Let it be known that I am a big old man with a collection of lost plush toys in plain view accumulated over a lotta years of street rescues. I’m totally OK with that.
So let me tell you the story and positive consequences Beanie Baby “Smoochy,” the newest member of that ragtag toy troop.
Smoochy was first spotted looking sad on the sidewalk across the street from our house during a dog walk last week. I left him alone for several days in hopes that whoever might’ve dropped him might pass by and get reunited. But no go. By the third day Smoochy had been moved up into a nearby tree, and by the fifth day I had packed a spare plastic bag with which in accordance to CDC guidelines during the Covid-19 Pandemic to conduct a noncontact retrieval, after which he got decon’d through the next laundry cycle and now sits cleaner and far happier on my desk, Prior to joining the other rescues atop a nearby bookshelf.
Welcome to your new home, Smoochster!
And here they are in a group photo of said menagerie of various plushies (and a small pretty beat-up figurine of Woody and his hat from “Toy Story”) that I just couldn’t leave on the mean streets of Lost Angeles over the many years I’ve walked and pedaled upon them.
To reiterate, regardless of my advanced age, size, shape, political affiliation and overall grumpy demeanor, this crew is proudly displayed, and there’s nothing you can do to shame me about such a collection in large part because it gives my old heart joy to look upon them and the fate my interventions preventioned.
But wait! There’s more!
This entirely incongruous wristwatch photo I’m showing you is of a pretty unique circa 1950s vintage Longines 14K square tank, this one being the His version of a His-and-Hers pair belonging to my late stepfather and that my mother had at some point given me for safekeeping. The Hers version is and has always been safely in my watch and jewelry box. But a long time ago, I deigned to wear the His on an outing and afterward subsequently misplaced it.

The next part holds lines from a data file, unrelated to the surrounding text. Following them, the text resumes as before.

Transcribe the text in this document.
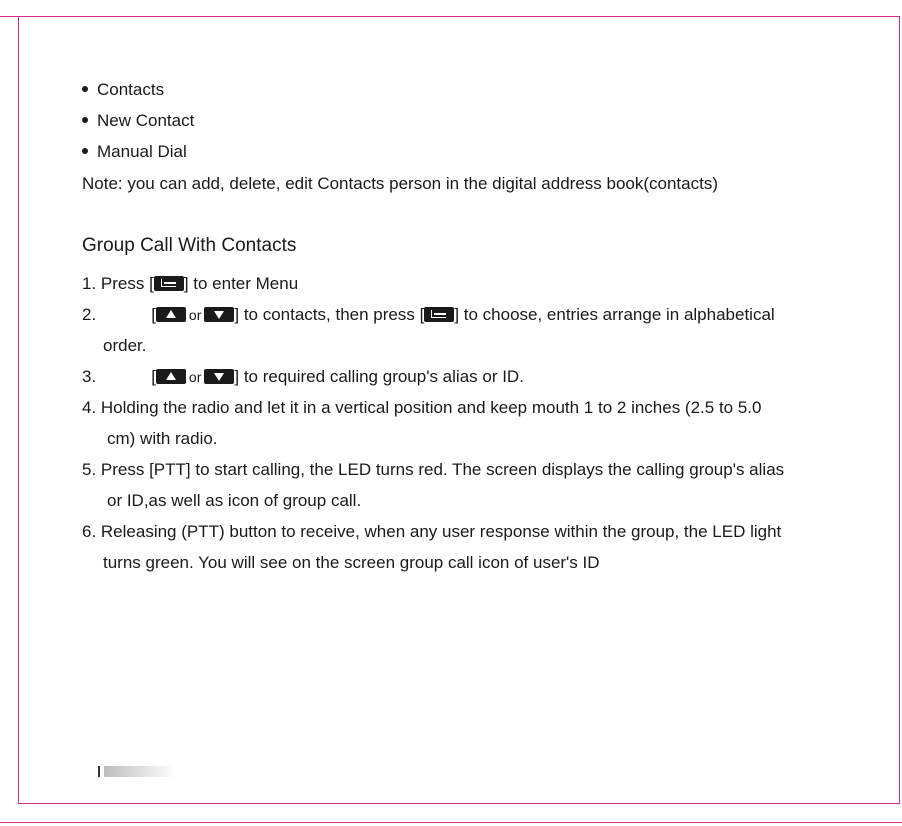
Contacts
New Contact
Manual Dial
Note: you can add, delete, edit Contacts person in the digital address book(contacts)
Group Call With Contacts
1. Press [ ] to enter Menu
2.	[ or ] to contacts, then press [ ] to choose, entries arrange in alphabetical
order.
3.	[ or ] to required calling group's alias or ID.
4. Holding the radio and let it in a vertical position and keep mouth 1 to 2 inches (2.5 to 5.0
cm) with radio.
5. Press [PTT] to start calling, the LED turns red. The screen displays the calling group's alias
or ID,as well as icon of group call.
6. Releasing (PTT) button to receive, when any user response within the group, the LED light
turns green. You will see on the screen group call icon of user's ID
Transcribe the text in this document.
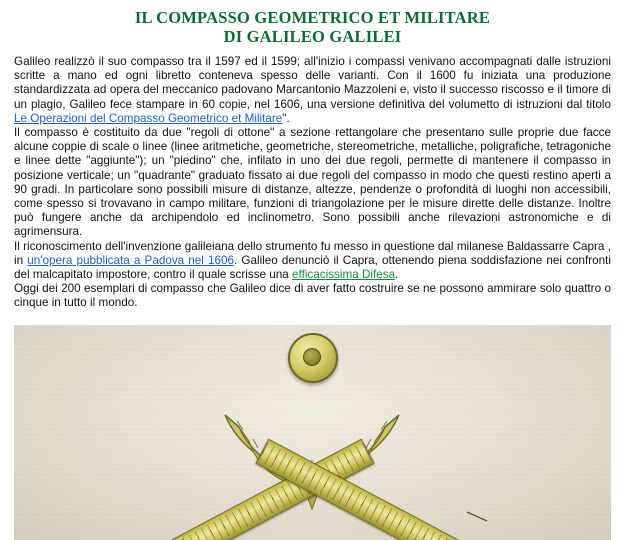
IL COMPASSO GEOMETRICO ET MILITARE
DI GALILEO GALILEI

Galileo realizzò il suo compasso tra il 1597 ed il 1599; all'inizio i compassi venivano accompagnati dalle istruzioni scritte a mano ed ogni libretto conteneva spesso delle varianti. Con il 1600 fu iniziata una produzione standardizzata ad opera del meccanico padovano Marcantonio Mazzoleni e, visto il successo riscosso e il timore di un plagio, Galileo fece stampare in 60 copie, nel 1606, una versione definitiva del volumetto di istruzioni dal titolo Le Operazioni del Compasso Geometrico et Militare".

Il compasso è costituito da due "regoli di ottone" a sezione rettangolare che presentano sulle proprie due facce alcune coppie di scale o linee (linee aritmetiche, geometriche, stereometriche, metalliche, poligrafiche, tetragoniche e linee dette "aggiunte"); un "piedino" che, infilato in uno dei due regoli, permette di mantenere il compasso in posizione verticale; un "quadrante" graduato fissato ai due regoli del compasso in modo che questi restino aperti a 90 gradi. In particolare sono possibili misure di distanze, altezze, pendenze o profondità di luoghi non accessibili, come spesso si trovavano in campo militare, funzioni di triangolazione per le misure dirette delle distanze. Inoltre può fungere anche da archipendolo ed inclinometro. Sono possibili anche rilevazioni astronomiche e di agrimensura.

Il riconoscimento dell'invenzione galileiana dello strumento fu messo in questione dal milanese Baldassarre Capra , in un'opera pubblicata a Padova nel 1606. Galileo denunciò il Capra, ottenendo piena soddisfazione nei confronti del malcapitato impostore, contro il quale scrisse una efficacissima Difesa.

Oggi dei 200 esemplari di compasso che Galileo dice di aver fatto costruire se ne possono ammirare solo quattro o cinque in tutto il mondo.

It’s been missing for more than 10 years now, and I curse myself every time I think of it. And while I’ve bestowed my “Nothing is lost, it is simply not revealed” affirmation after every one of those curses, I was pretty dang sure it was gone for good, having been accidentally discarded or left in the pocket of a coat that had gone to Goodwill. This was based on the fact of multiple futile searches over the years everywhere the watch could and could not be.
Or so I thought.
See, in adding Smoochy to the group, I decided to bring them all down off that carved wooden box they can be seen propped upon, dust them off, and rearrange them back on top of it, as shown. In doing so I had this great thought to myself:
“Hey self, let’s look and see what’s in that box?”
And guess what? The watch was in that box.
Why did I put it there more than a decade or more ago before my first lost toy had been found? Hell if I know. But that’s where I put it.
So proven, yet again: Nothing is lost, it is simply not revealed.
And the further moral to the story: If I had acted my age and hadn’t brought Smoochy home, guess where the watch would still be? Gone, baby, gone.
So If you happen to pass by some stuffed animal all alone in the street and think you’re too old to come to its rescue; or that it’s all rather silly to feel compassion for what’s nothing more than some stuffing-filled fabric and a pair of plastic eyes, you should considering lightening up a bit. Because the fact is you just never what else you might find.